Everyone hates spam - its many causes and challenges make filtering practically impossible - or is it? I believe that good spam filtering can be achieved - and that with the right tools you will "see" a small percentage of the spam that is actually sent to you. Let's take a look at how I set up my spam filters.
Spam filtering can happen at 3 levels on a typical mail server. The first level is the mail server itself. By detecting that mail is coming from an illegitimate source the mail server can reject the mail. It does this by using something called a "blacklist" which lists the ip addresses of known spammers. This used to be very effective because spammers used servers - usually outside the country - that were at fixed known addresses to spread their evil throughout the land. Now though spammers have given up on this - instead they rely on end users to distribute their mail for them - using a botnet. A botnet is a network of computers that have been "coopted" or taken over by malware, worms or other methods. These botnets mean that the spam you receive might come from any of millions of computers spread across the internet. No listing of known spam sources would be a particular help, because as an ip appears on the listing the botnet just moves the spamsource to another ip address in the network.
So the next level of spam filtering that happens on the server kicks in - statistical content filtering. At this leve the content of the message itself is examined to see if it resembles other spam. This worked ok - back when spam email was mostly text. The problem is that it becomes difficult to see what is stuff that you might WANT to see vs stuff you don't want to see. And spammers started salting their emails with a preponderance of random words to fool the filters into thinking the content was legitimate, including pasting sections of books into the content part of their messages. At the server level statistical spam filtering is doomed to only catch a small percentage of the spam. The reason for this is that if we server hosting companies set the statistical filter too tightly it starts to filter messages that our users think are really legitimate. This can cause all sorts of trouble - users are much more upset about finding that a legit message has been filtered than that some spam has been let through.

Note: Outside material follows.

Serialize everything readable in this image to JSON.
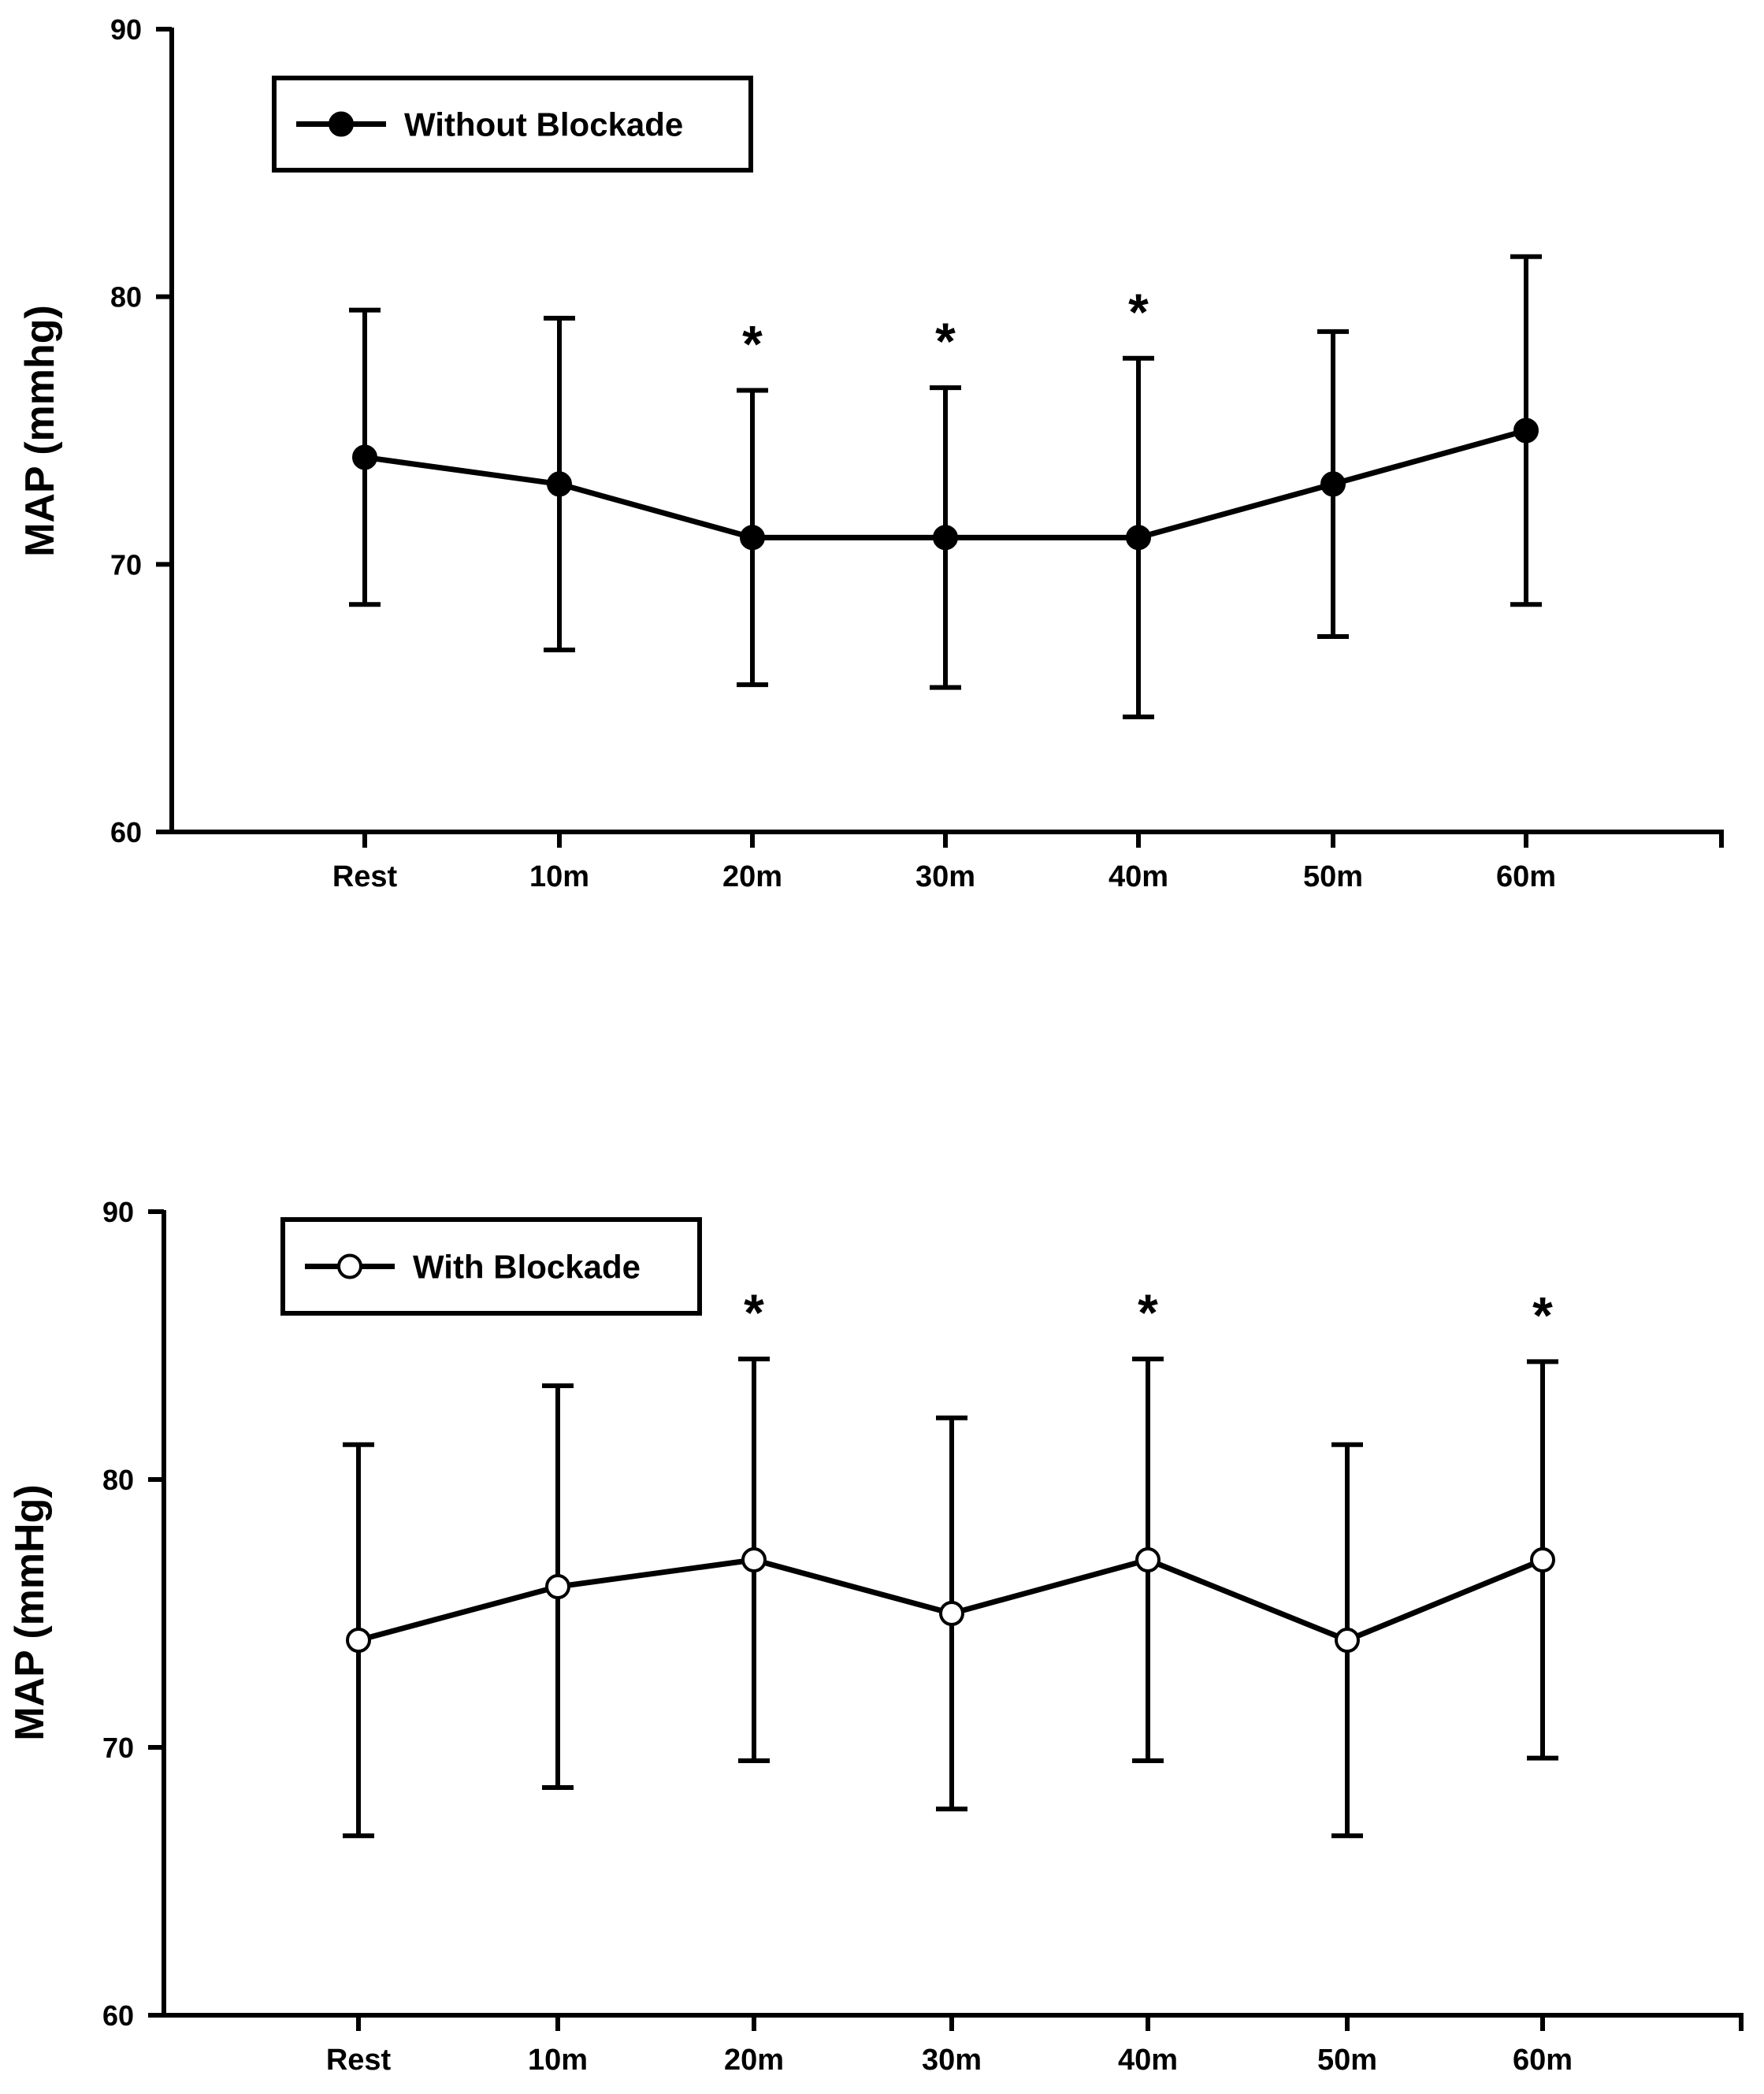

The next level of filtering - offered by some ISP's including OS-Cubed, offers the ability to create rules at the server that either discard or remove spam prior to it reaching your mailbox at work. This usually occurs by taking the spam that the server has already labelled and discarding it or tossing it in a junk mail filter.
But despite all this - over 500 of the 650 messages that came to me this weekend were headed for my inbox - so how did I cut that down to only 30? I use Outlook 2003 - with the spam filter turned on. Outlook versions older than 2003 (and all outlook express versions) have very poor and rudimentary spam filters. Outlook 2003 on the other hand has an excellent spam filter that you can teach what is and is not good mail. And it's filters are updated every month at the same time as the Microsoft Windows Updates occur (if you're signed up to update office as well as windows).
So 533 of the 550 messages that actually hit my mailbox ended up in my junk mail folder in outlook. And I had zero false positives - they were all really junk mail.
So my recommendations are:
- Find an isp that at least does rudimentary labelling of spam
- Set some filters on the server end to reduce the amount of spam if possible - but set them loosely
- Either use an email client like Outlook 2003 or some other client that has excellent filtering which is updated frequently, or get a product such as mailwasher to filter your mail.
Good luck and have a happy Turkey Day!